Un aspetto fondamentale di Unbound è anche la narrazione: la storia si svolge appunto nella fittizia città di Lakeshore, che ricorda un po’ Chicago, e ruota attorno all’ovvio desiderio del proprio alter ego di primeggiare nel sottobosco delle corse clandestine. Esattamente come se fosse un gioco action come God of War: Ragnarok, le parti d’azione, ovvero quelle in cui si guida, si alternano ai momenti narrativi e al miglioramento dell’auto. Il tutto è ovviamente declinato per un pubblico giovane e moderno: non c’è un solo personaggio che non sembri un modello su Instagram o pronto a fare un contenuto su TikTok, il blando tema politico di sottofondo se la prende ovviamente coi politici corrotti che vogliono frenare le ambizioni dei giovani e così via. Forse farete un po’ di fatica a sentirvi parte di questo mondo se siete nati prima degli anni ’90, o magari vi divertirete a sentirvi giovani e ribelli. Di sicuro, dopo un colpo di scena ben gestito, vi troverete a decidere cosa fare del vostro tempo in due momenti ben precisi: il giorno e la notte.

Di giorno le gare sono più semplici e capiterà di svolgere compiti secondari, come recuperare l’auto per un altro pilota o accompagnare qualcuno da qualche parte, mentre di notte si fa sul serio, i premi sono più alti ed è maggiore il rischio di compromettere la sfida per colpa della polizia che si mette in mezzo. Per aumentare la posta in gioco potremo anche scommettere con gli avversari per chi si piazza meglio. La cosa interessante è che, una volta vinta una gara, potremo decidere se tornare a casa e incassare il premio in denaro o correre da qualche altra parte, aumentando i soldi fatti in una notte o rischiando di perderli per colpa di incidenti o forze dell’ordine.

“Una delle cose di cui siamo più orgogliosi è senza dubbio il sistema di handling di Unbound, ovvero la componente che riguarda la guida della macchina e il bilanciamento tra un modello divertente e accessibile e la parte più simulativa. Credo che questo sia tra i migliori di tutta la saga”, ci ha detto Micciché. In effetti Unbound offre al giocatore la possibilità di personalizzare la maneggevolezza dell’auto con alcuni comodi indicatori, così da modificare (per esempio) l’aderenza, fattore fondamentale per le gare di drift ma anche per trovare il proprio stile di guida.
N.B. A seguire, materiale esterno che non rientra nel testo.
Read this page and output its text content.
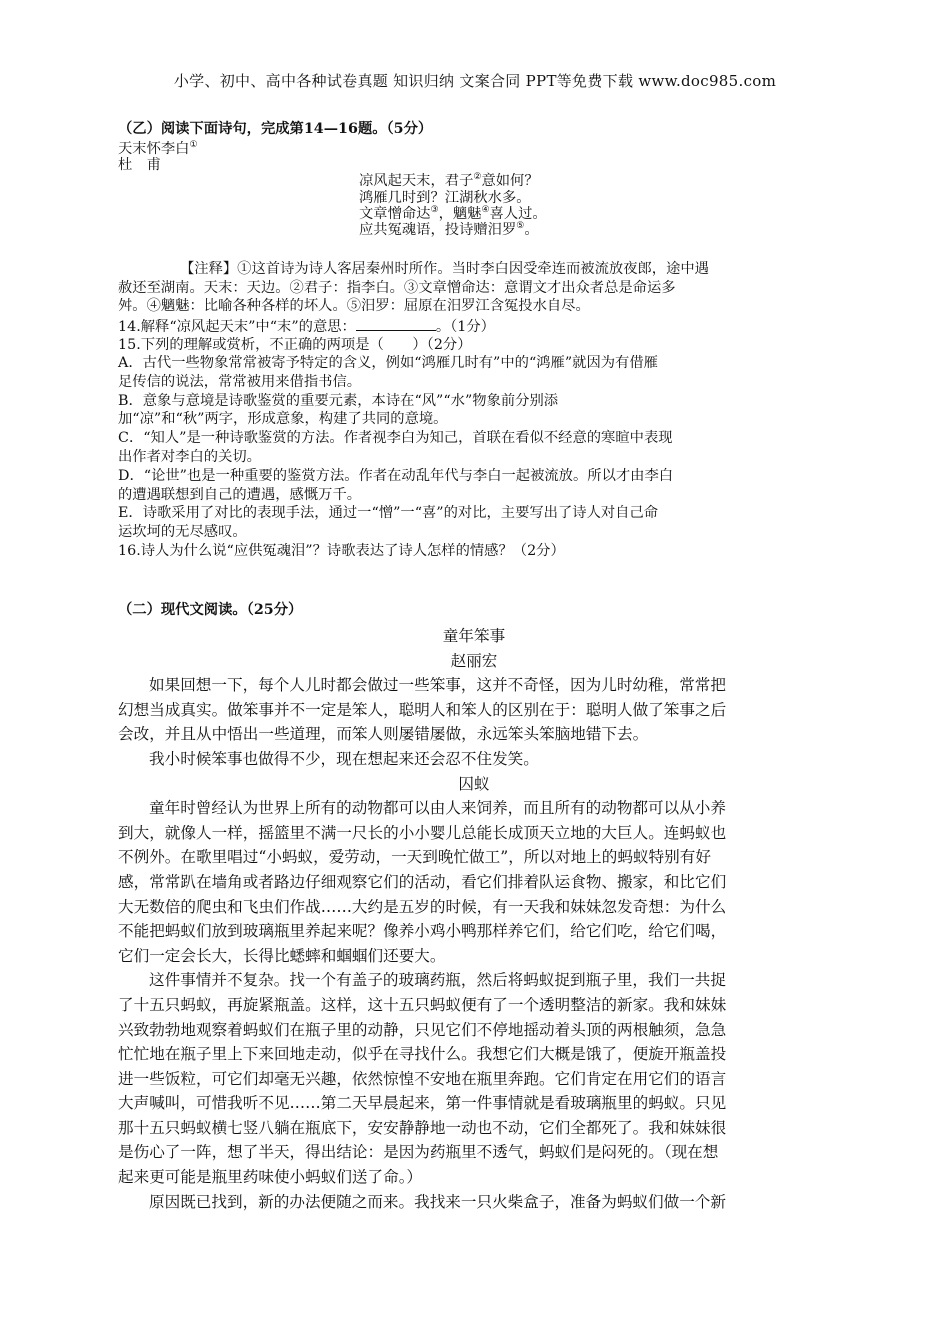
小学、初中、高中各种试卷真题 知识归纳 文案合同 PPT等免费下载 www.doc985.com

（乙）阅读下面诗句，完成第14—16题。（5分）

天末怀李白①

杜　甫

凉风起天末，君子②意如何？

鸿雁几时到？江湖秋水多。

文章憎命达③，魑魅④喜人过。

应共冤魂语，投诗赠汨罗⑤。

【注释】①这首诗为诗人客居秦州时所作。当时李白因受牵连而被流放夜郎，途中遇

赦还至湖南。天末：天边。②君子：指李白。③文章憎命达：意谓文才出众者总是命运多

舛。④魑魅：比喻各种各样的坏人。⑤汨罗：屈原在汨罗江含冤投水自尽。

14.解释“凉风起天末”中“末”的意思：	。（1分）

15.下列的理解或赏析，不正确的两项是（　　）（2分）

A．古代一些物象常常被寄予特定的含义，例如“鸿雁几时有”中的“鸿雁”就因为有借雁

足传信的说法，常常被用来借指书信。

B．意象与意境是诗歌鉴赏的重要元素，本诗在“风”“水”物象前分别添

加“凉”和“秋”两字，形成意象，构建了共同的意境。

C．“知人”是一种诗歌鉴赏的方法。作者视李白为知己，首联在看似不经意的寒暄中表现

出作者对李白的关切。

D．“论世”也是一种重要的鉴赏方法。作者在动乱年代与李白一起被流放。所以才由李白

的遭遇联想到自己的遭遇，感慨万千。

E．诗歌采用了对比的表现手法，通过一“憎”一“喜”的对比，主要写出了诗人对自己命

运坎坷的无尽感叹。

16.诗人为什么说“应供冤魂泪”？诗歌表达了诗人怎样的情感？（2分）

（二）现代文阅读。（25分）

童年笨事

赵丽宏

如果回想一下，每个人儿时都会做过一些笨事，这并不奇怪，因为儿时幼稚，常常把

幻想当成真实。做笨事并不一定是笨人，聪明人和笨人的区别在于：聪明人做了笨事之后

会改，并且从中悟出一些道理，而笨人则屡错屡做，永远笨头笨脑地错下去。

我小时候笨事也做得不少，现在想起来还会忍不住发笑。

囚蚁

童年时曾经认为世界上所有的动物都可以由人来饲养，而且所有的动物都可以从小养

到大，就像人一样，摇篮里不满一尺长的小小婴儿总能长成顶天立地的大巨人。连蚂蚁也

不例外。在歌里唱过“小蚂蚁，爱劳动，一天到晚忙做工”，所以对地上的蚂蚁特别有好

感，常常趴在墙角或者路边仔细观察它们的活动，看它们排着队运食物、搬家，和比它们

大无数倍的爬虫和飞虫们作战……大约是五岁的时候，有一天我和妹妹忽发奇想：为什么

不能把蚂蚁们放到玻璃瓶里养起来呢？像养小鸡小鸭那样养它们，给它们吃，给它们喝，

它们一定会长大，长得比蟋蟀和蝈蝈们还要大。

这件事情并不复杂。找一个有盖子的玻璃药瓶，然后将蚂蚁捉到瓶子里，我们一共捉

了十五只蚂蚁，再旋紧瓶盖。这样，这十五只蚂蚁便有了一个透明整洁的新家。我和妹妹

兴致勃勃地观察着蚂蚁们在瓶子里的动静，只见它们不停地摇动着头顶的两根触须，急急

忙忙地在瓶子里上下来回地走动，似乎在寻找什么。我想它们大概是饿了，便旋开瓶盖投

进一些饭粒，可它们却毫无兴趣，依然惊惶不安地在瓶里奔跑。它们肯定在用它们的语言

大声喊叫，可惜我听不见……第二天早晨起来，第一件事情就是看玻璃瓶里的蚂蚁。只见

那十五只蚂蚁横七竖八躺在瓶底下，安安静静地一动也不动，它们全都死了。我和妹妹很

是伤心了一阵，想了半天，得出结论：是因为药瓶里不透气，蚂蚁们是闷死的。（现在想

起来更可能是瓶里药味使小蚂蚁们送了命。）

原因既已找到，新的办法便随之而来。我找来一只火柴盒子，准备为蚂蚁们做一个新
La progressione del gioco è ovviamente basata sul comprare auto e miglioramenti sempre più estremi, ma Criterion ha scelto di calibrare le ricompense: non si avrà tutto e subito. Una scelta che da una parte premia un miglioramento graduale del giocatore, che non si trova subito di fronte ad auto complesse da tenere in strada, ma che dall’altra limita il lato più tamarro. Se si hanno pochi soldi e si deve scegliere tra una marmitta migliore e un parafango vistoso, è probabile che verranno usati per la prima.

Siamo di fronte a un gioco arcade, quindi un titolo in cui mantenere alto il livello di sfida è fondamentale, questo comporta soluzioni di game design che alcuni potrebbero apprezzare meno, ovvero il fatto che a volte le auto guidate dal computer sembrano andare molto veloci anche quando abbiamo speso un sacco di soldi nel tuning, oppure stranamente semplici da sorpassare. Fortunatamente è più una sfumatura per l’occhio allenato: chi vuole semplicemente correre e divertirsi farà poco caso a questo e Unbound nel suo essere un gioco di guida lineare, classico e accessibile fa tutto bene e sa come divertire, premiando chi rischia un po’ di più e non punendo troppo chi finisce con le ruote sull’erba.

Anche se non tutto è perfetto, Need for Speed: Unbound saprà divertirvi con la sua storia di rivincita e le sue curve al limite, senza che dobbiate preoccuparvi troppo di tutto ciò che esula da una nuova centralina per l’auto e un vestito griffato. Senza dubbio un passo avanti per una saga che deve ancora capire del tutto come parlare a un pubblico nuovo.